Find the measure of an angle with measure 8 less than the measure of its complement
Let's call the measure of the angle x. The measure of its complement, which is the angle that, when added to x, equals 90 degrees, can be represented as (90 - x).
According to the given information, the measure of the angle is 8 less than its complement. We can form the equation as follows:
x = (90 - x) - 8
Now, let's solve for x:
x = 90 - x - 8
2x = 82
x = 41
Therefore, the measure of the angle is 41 degrees.
To find the measure of an angle with measure 8 less than the measure of its complement, let's break down the problem.

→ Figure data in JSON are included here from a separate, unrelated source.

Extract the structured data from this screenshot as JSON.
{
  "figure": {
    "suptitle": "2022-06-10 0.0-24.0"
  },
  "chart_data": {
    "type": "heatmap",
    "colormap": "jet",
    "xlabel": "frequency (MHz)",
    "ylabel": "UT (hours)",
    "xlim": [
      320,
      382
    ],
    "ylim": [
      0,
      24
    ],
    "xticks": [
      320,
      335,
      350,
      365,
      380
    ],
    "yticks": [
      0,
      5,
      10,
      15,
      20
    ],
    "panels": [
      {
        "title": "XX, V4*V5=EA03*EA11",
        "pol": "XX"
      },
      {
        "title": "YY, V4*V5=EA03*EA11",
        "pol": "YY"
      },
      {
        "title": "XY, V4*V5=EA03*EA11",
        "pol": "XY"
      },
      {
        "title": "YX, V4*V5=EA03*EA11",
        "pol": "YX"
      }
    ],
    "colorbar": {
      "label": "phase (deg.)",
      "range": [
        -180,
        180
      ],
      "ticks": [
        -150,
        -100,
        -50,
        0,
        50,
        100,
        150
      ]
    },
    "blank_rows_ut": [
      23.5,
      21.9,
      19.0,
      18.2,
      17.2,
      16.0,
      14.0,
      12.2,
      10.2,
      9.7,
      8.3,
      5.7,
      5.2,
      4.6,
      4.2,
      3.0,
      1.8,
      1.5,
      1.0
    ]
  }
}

First, let's define some terms:
- Complement: Two angles are complementary if their measures add up to 90 degrees.
- Measure of an angle: The degree measurement of an angle.
Let the measure of the angle be "x."
The complement of the angle is 90 - x, since the sum of the angle and its complement is 90 degrees.
Now, according to the problem, we need to find an angle whose measure is 8 less than the measure of its complement.
Mathematically, this can be expressed as:
x = (90 - x) - 8
To solve for x, let's simplify the equation:
x = 90 - x - 8
Combine like terms:
x = 82 - x
Add x to both sides of the equation:
2x = 82
Divide both sides by 2:
x = 41
Therefore, the measure of the angle is 41 degrees.